Origin: operator conversation with Claude Fable 5 at max effort, conducted 2026-07-03, relayed verbatim by the operator into the shepherd session on 2026-07-04. No ModelRun exists for the original generation (it happened outside the pipeline); this transcript file is the canonical capture. Transcript path: docs/generated/conjecture_harvest_fablemax_20260703.md. Model (operator-attested, not pipeline-recorded): claude-fable-5. Novelty disclaimer (verbatim, load-bearing -- rule 4): "Same caveat as before, doubled: at 100 items across all of archaeology and history, some of these will have cousins in the literature I can't check. What I can guarantee is the format — each links two things not normally linked, and each names the dataset or measurement that would kill it."

Novelty / leakage triage

no prior formulation located (search dated 2026-07-04)

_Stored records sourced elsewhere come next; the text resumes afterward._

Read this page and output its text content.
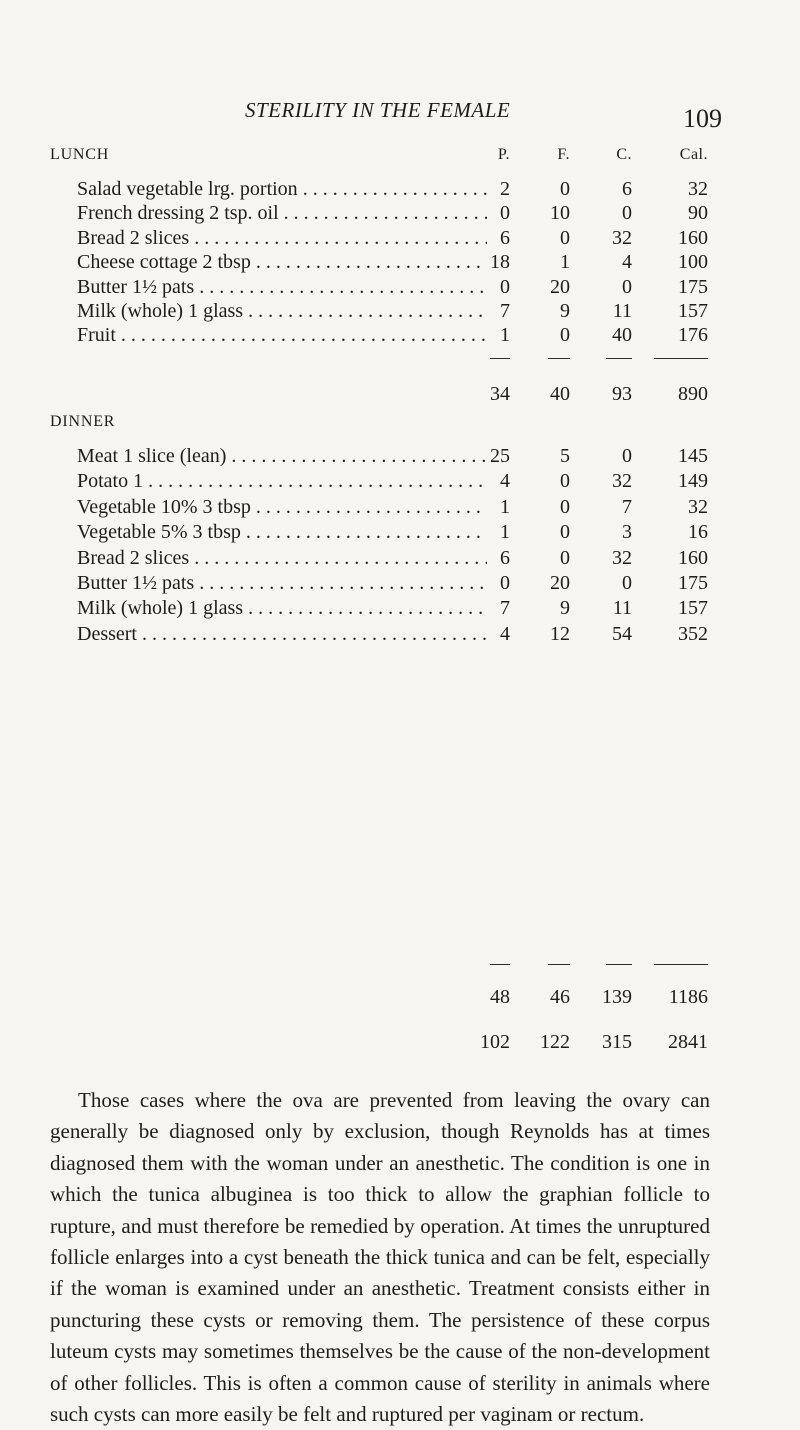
STERILITY IN THE FEMALE	109
LUNCH	P.	F.	C.	Cal.
Salad vegetable lrg. portion . . .	2	0	6	32
French dressing 2 tsp. oil . . .	0	10	0	90
Bread 2 slices . . .	6	0	32	160
Cheese cottage 2 tbsp . . .	18	1	4	100
Butter 1½ pats . . .	0	20	0	175
Milk (whole) 1 glass . . .	7	9	11	157
Fruit . . .	1	0	40	176
34	40	93	890
DINNER
Meat 1 slice (lean) . . .	25	5	0	145
Potato 1 . . .	4	0	32	149
Vegetable 10% 3 tbsp . . .	1	0	7	32
Vegetable 5% 3 tbsp . . .	1	0	3	16
Bread 2 slices . . .	6	0	32	160
Butter 1½ pats . . .	0	20	0	175
Milk (whole) 1 glass . . .	7	9	11	157
Dessert . . .	4	12	54	352
48	46	139	1186
102	122	315	2841
Those cases where the ova are prevented from leaving the ovary can generally be diagnosed only by exclusion, though Reynolds has at times diagnosed them with the woman under an anesthetic. The condition is one in which the tunica albuginea is too thick to allow the graphian follicle to rupture, and must therefore be remedied by operation. At times the unruptured follicle enlarges into a cyst beneath the thick tunica and can be felt, especially if the woman is examined under an anesthetic. Treatment consists either in puncturing these cysts or removing them. The persistence of these corpus luteum cysts may sometimes themselves be the cause of the non-development of other follicles. This is often a common cause of sterility in animals where such cysts can more easily be felt and ruptured per vaginam or rectum.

Geniza writing-material composition is studied (Brill volume on Genizah writing materials) and Geniza commercial-letter scholarship is deep, but no study was located relating letter LENGTH to writing-surface price with an elasticity estimate. No prior formulation located (search dated 2026-07-04); the colophon-rich Geniza corpus with Princeton Geniza Project structured metadata makes this testable.

Predictions

Open registered 2026-07-04

OPEN prediction (no in-house data): within a fixed epistolary genre, Geniza-era paper letters are systematically longer than earlier parchment letters of the same genre, and the implied elasticity of letter length with respect to writing-surface price is consistent across genres.

Resolution criteria: Resolvable when a corpus with per-letter length (word or line counts) plus material identification (e.g., Princeton Geniza Project structured metadata joined to materials analysis) and a defensible surface-price series is assembled. SUPPORTED if paper letters are longer in the predicted direction (p < 0.01, genre-controlled) and the implied elasticity matches the price ratio within a factor of 2. KILLED if genre-controlled lengths are equal or reversed. INCONCLUSIVE if no genre-controlled comparison can be constructed.

Known priors disclosure: No in-house data. The registrant knows PGP metadata exists and that Geniza letters are predominantly paper; no length statistics have been seen.